Chris Murphy lists at colorremedies.com
Thu Jan 2 20:24:29 UTC 2014


On Jan 2, 2014, at 12:49 PM, "Lars E. Pettersson" <lars at homer.se> wrote:

> On 01/02/2014 08:31 PM, Chris Murphy wrote:
>> Right. I wasn't informed they exist, therefore they are not important messages.
> 
> You not being informed has nothing to do with the importance of the message content.

You're right, there's an alternative. The message is important, but the system of informing the user is broken by default. Sort of like being a manager and having an incompetent employee fail to tell me about something important.

> 
> (My proposal was a direct hit at this, making it clear for the user that potentially important mails are generated on a Linux systems, and giving a way for you to receive them)

I don't configure a mail client on my Fedora system. So unless it's going to, out of the box start sending mail to my gmail account, these questionably important mails aren't getting to me in any case.


>> The *overwhelming* use case of Fedora, users login at gdm into gnome-shell. They don't login as root. How are these users informed of silently accumulating emails? Oh, they aren't. Guess they aren't important messages.
> 
> Again, this was the reason for my earlier proposal to include a setup of /etc/aliases at first bot setup of the system,.

Seriously, if my computer starts spamming me with these messages, I want to throw a brick at it. This is the WORST most user hostile, irritating as hell, method of informing me of important system issues. If it's that fricking important, put up a banner or alert. Do not send me email. Email is for unimportant low priority bulk crap messages that can be ignored for hours, days, weeks, or even months at a time.

> 
>> And even in the case where I do login as root, why would I type mail? How would that ever occur to me?
> 
> If new mail arrives while you are logged in as root you will be informed. But again, my proposal was to remove this problem by making spool mail visible to the user.

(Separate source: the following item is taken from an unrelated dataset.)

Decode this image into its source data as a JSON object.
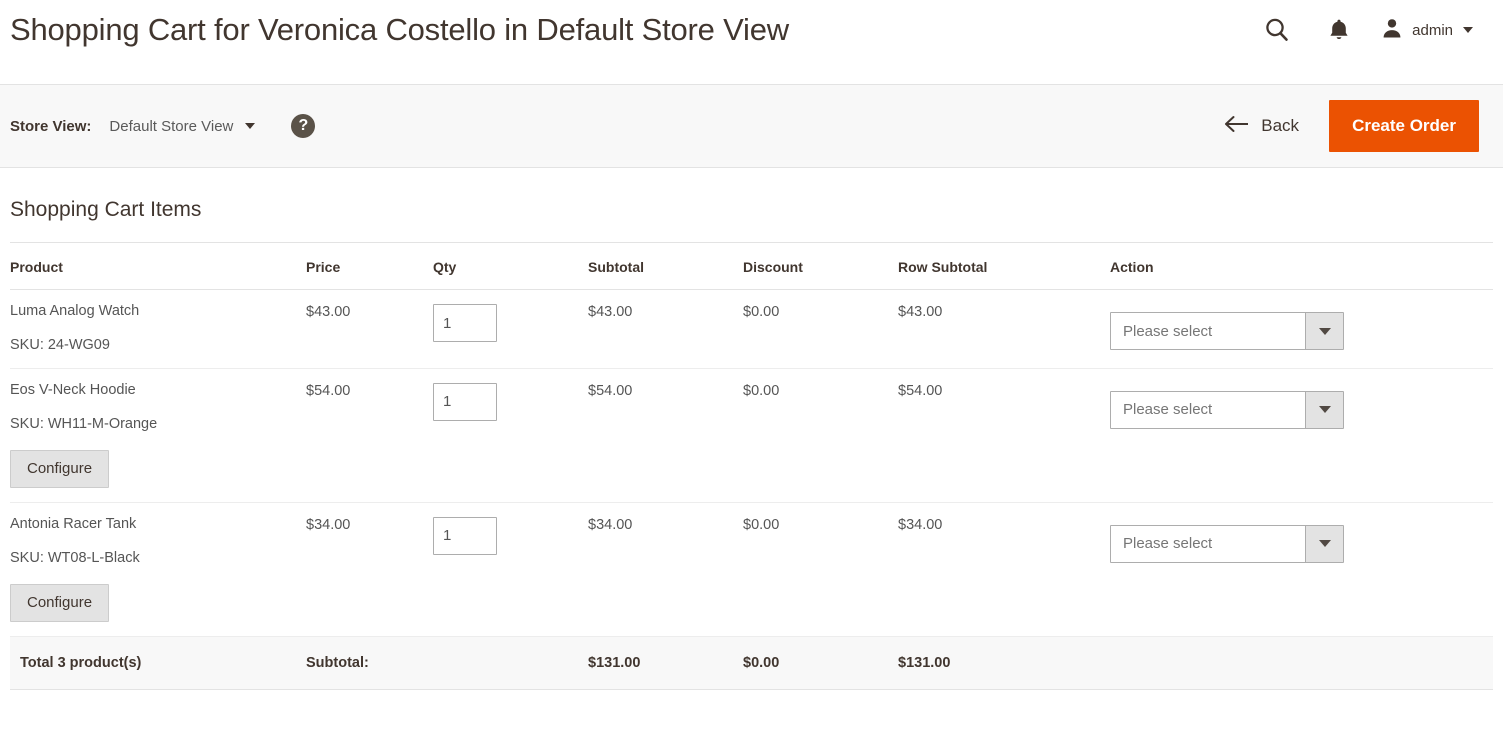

And the spool mail would manifest how? I mean, I'm first refusing the premise that any of these messages are even that important because I looked at them and they were in fact all universally unimportant. I'd rather read advertisements for fishing lures than these emails.

>>> With an MTA mail is delivered to root until you change /etc/aliases. To read roots mail you have to login as root and run a mail client. With a change of the aliases file you can chose to deliver root mail to a user, on the current system, another system, or a combination of these. The mail is read using a mail client.
>> 
>> Sounds like it's from the pleistocene of computing. It's obsolete for the majority.
> 
> In what way is it obsolete?

It doesn't notify by default.
It doesn't contain any useful information.
I do not want to be informed of anything important by email.

Across the board it's simply not efficient or effective. My phones, my other computers, do not use an MTA, do not inform me of problems via email, because there are better ways to do it. And just like was mentioned six months ago, even for servers, especially cloud, real monitoring software exists to do this correctly, e.g. Nagios, Icigna, etc.


> 
>> But happy days, you can just yum install and get the result you want, it's self-evident for your use case. It's not self-evident how I get rid of useless things that I don't even know exist, so the burden shouldn't be on me. Thanks to FESCO for getting rid of this crusty thing I never used or benefited from in any way shape or form.
> 
> Well, then you miss potentially important mails from the system.

Perfectly useless emails from what I've seen on my own system, once discovered and made even more useless because they were so old and outdated. It's a bad system. I didn't work. By default. It utterly failed to meet any goal at all other than to consume resources.



> 
>>> Without an MTA these mails are totally lost, they do not appear in /var/spool/mail/root, nor any other user, they are never deliver, and thereby lost.
>> 
>> They were being lost anyway.
> 
> No.

Yes, they were never viewed and the user was never informed of their existence. That method was fundamentally broken, which is why iOS, Android, Windows, OS X do not use such useless methods of informing users of supposedly important things. If it's important, use a banner or alert.

>> When the devel@ mega thread appeared in July, was the first time inyears I went to look for these messages. And I found a pile of utterly useless crap being generated; and without notification, or a good reason for them to be generated in the first place. I'm glad it's gone by default.
> 
> Please read my proposal again, it addresses the issues you are mentioning.

Really? It'll send messages to a gmail account by entering just a few fields of information?

OH but wait, I don't really want more email because I think email in general sucks because of abuse just like this. And on top of it, from my sampling, the messages were useless, so had I been getting them by email, I'd have considered them spam and it would have made me angry that I was receiving them.

I'm glad Fedora caught up with the rest of modern computing and got rid of it by default.

And guess what! You can still install it and get the behavior you want.